According to Hartshorn nurse Lisa Duggan, college students living on campus are three to seven times more likely than the average person to contract Meningitis because of close living situations and increased stress. Despite this fact, CSU has not seen any Meningitis cases in several years.
But other state schools have not been so fortunate. University of Colorado-Boulder, University of Northern Colorado in Greeley and Metro State College in Denver have had cases in past years. Students at CSU can receive the Meningococcal vaccination at Hartshorn Health Service for $80.
Duggan concurs with the ACHA’s other recommended vaccinations, including Hepatitis B. Hepatitis B is passed through blood and bodily fluids, much like AIDS.
“Hepatitis B can be caught by simply helping an infected person if they cut themselves or have a bloody nose,” Duggan said.
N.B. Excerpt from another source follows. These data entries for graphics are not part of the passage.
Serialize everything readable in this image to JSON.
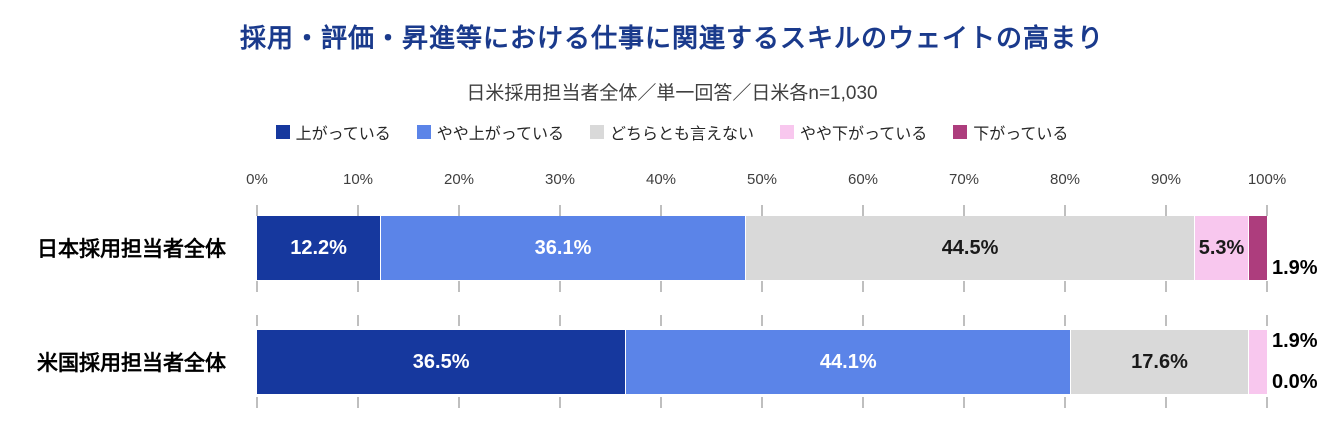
{
  "chart_data": {
    "type": "bar",
    "orientation": "horizontal",
    "stacked": true,
    "title": "採用・評価・昇進等における仕事に関連するスキルのウェイトの高まり",
    "subtitle": "日米採用担当者全体／単一回答／日米各n=1,030",
    "categories": [
      "日本採用担当者全体",
      "米国採用担当者全体"
    ],
    "series": [
      {
        "name": "上がっている",
        "color": "#16389e",
        "label_color": "#ffffff",
        "values": [
          12.2,
          36.5
        ]
      },
      {
        "name": "やや上がっている",
        "color": "#5b84e8",
        "label_color": "#ffffff",
        "values": [
          36.1,
          44.1
        ]
      },
      {
        "name": "どちらとも言えない",
        "color": "#d9d9d9",
        "label_color": "#1a1a1a",
        "values": [
          44.5,
          17.6
        ]
      },
      {
        "name": "やや下がっている",
        "color": "#f8c7ee",
        "label_color": "#1a1a1a",
        "values": [
          5.3,
          1.9
        ]
      },
      {
        "name": "下がっている",
        "color": "#ad3d7d",
        "label_color": "#1a1a1a",
        "values": [
          1.9,
          0.0
        ]
      }
    ],
    "x_axis": {
      "ticks": [
        "0%",
        "10%",
        "20%",
        "30%",
        "40%",
        "50%",
        "60%",
        "70%",
        "80%",
        "90%",
        "100%"
      ],
      "min": 0,
      "max": 100
    },
    "value_suffix": "%",
    "legend_position": "top",
    "grid": "tick-stubs",
    "colors": {
      "title": "#1a3a8c",
      "axis_text": "#3f3f3f",
      "tick": "#7f7f7f"
    }
  }
}
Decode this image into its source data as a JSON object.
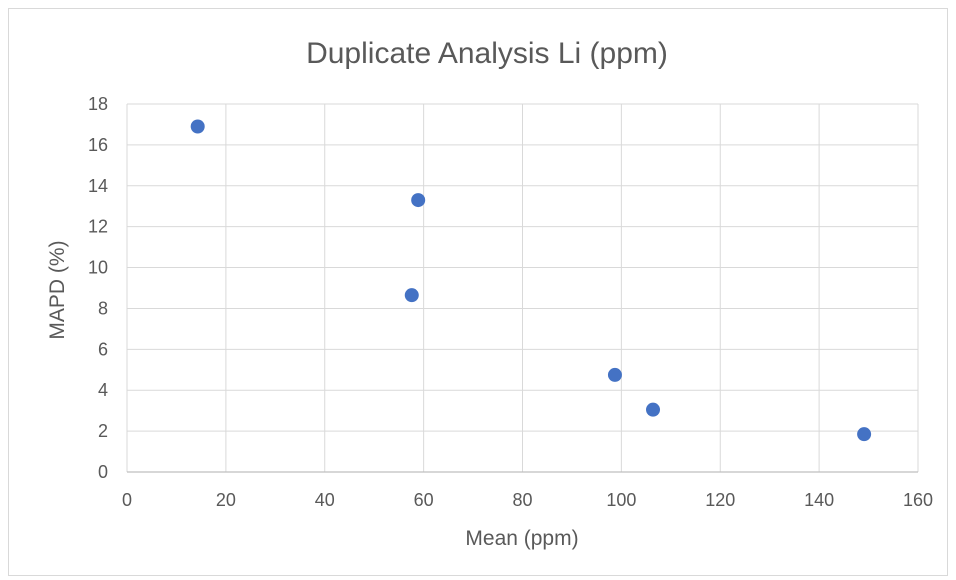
{
  "chart_data": {
    "type": "scatter",
    "title": "Duplicate Analysis Li (ppm)",
    "xlabel": "Mean (ppm)",
    "ylabel": "MAPD (%)",
    "xlim": [
      0,
      160
    ],
    "ylim": [
      0,
      18
    ],
    "xticks": [
      "0",
      "20",
      "40",
      "60",
      "80",
      "100",
      "120",
      "140",
      "160"
    ],
    "yticks": [
      "0",
      "2",
      "4",
      "6",
      "8",
      "10",
      "12",
      "14",
      "16",
      "18"
    ],
    "grid": true,
    "legend": "none",
    "color": "#4472c4",
    "points": [
      {
        "x": 14.3,
        "y": 16.9
      },
      {
        "x": 58.9,
        "y": 13.3
      },
      {
        "x": 57.6,
        "y": 8.65
      },
      {
        "x": 98.7,
        "y": 4.75
      },
      {
        "x": 106.4,
        "y": 3.05
      },
      {
        "x": 149.1,
        "y": 1.85
      }
    ]
  }
}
Duggan also recommends the flu vaccine, which will be available in mid-October and cost around $12. Last year, Hartshorn vaccinated about 4,000 people, including staff and faculty.
“College kids are not at a high risk to develop complications from the flu, but they are at a higher risk to become infected with the flu from living in close quarters,” Duggan said.
Aside from MMR, it is the student’s choice whether they want to get vaccinated for protection against Meningococcal bacteria and Hepatitis B.
However, after a family experience, Miranda Hobemeyer, a freshman English major, believes it is a good idea for all students to take advantage of optional vaccinations.
“My cousin didn’t get vaccinated and he caught Tetanus,” Hobemeyer said. “Being safe is worth it because you could actually get sick, especially from living in the dorms.”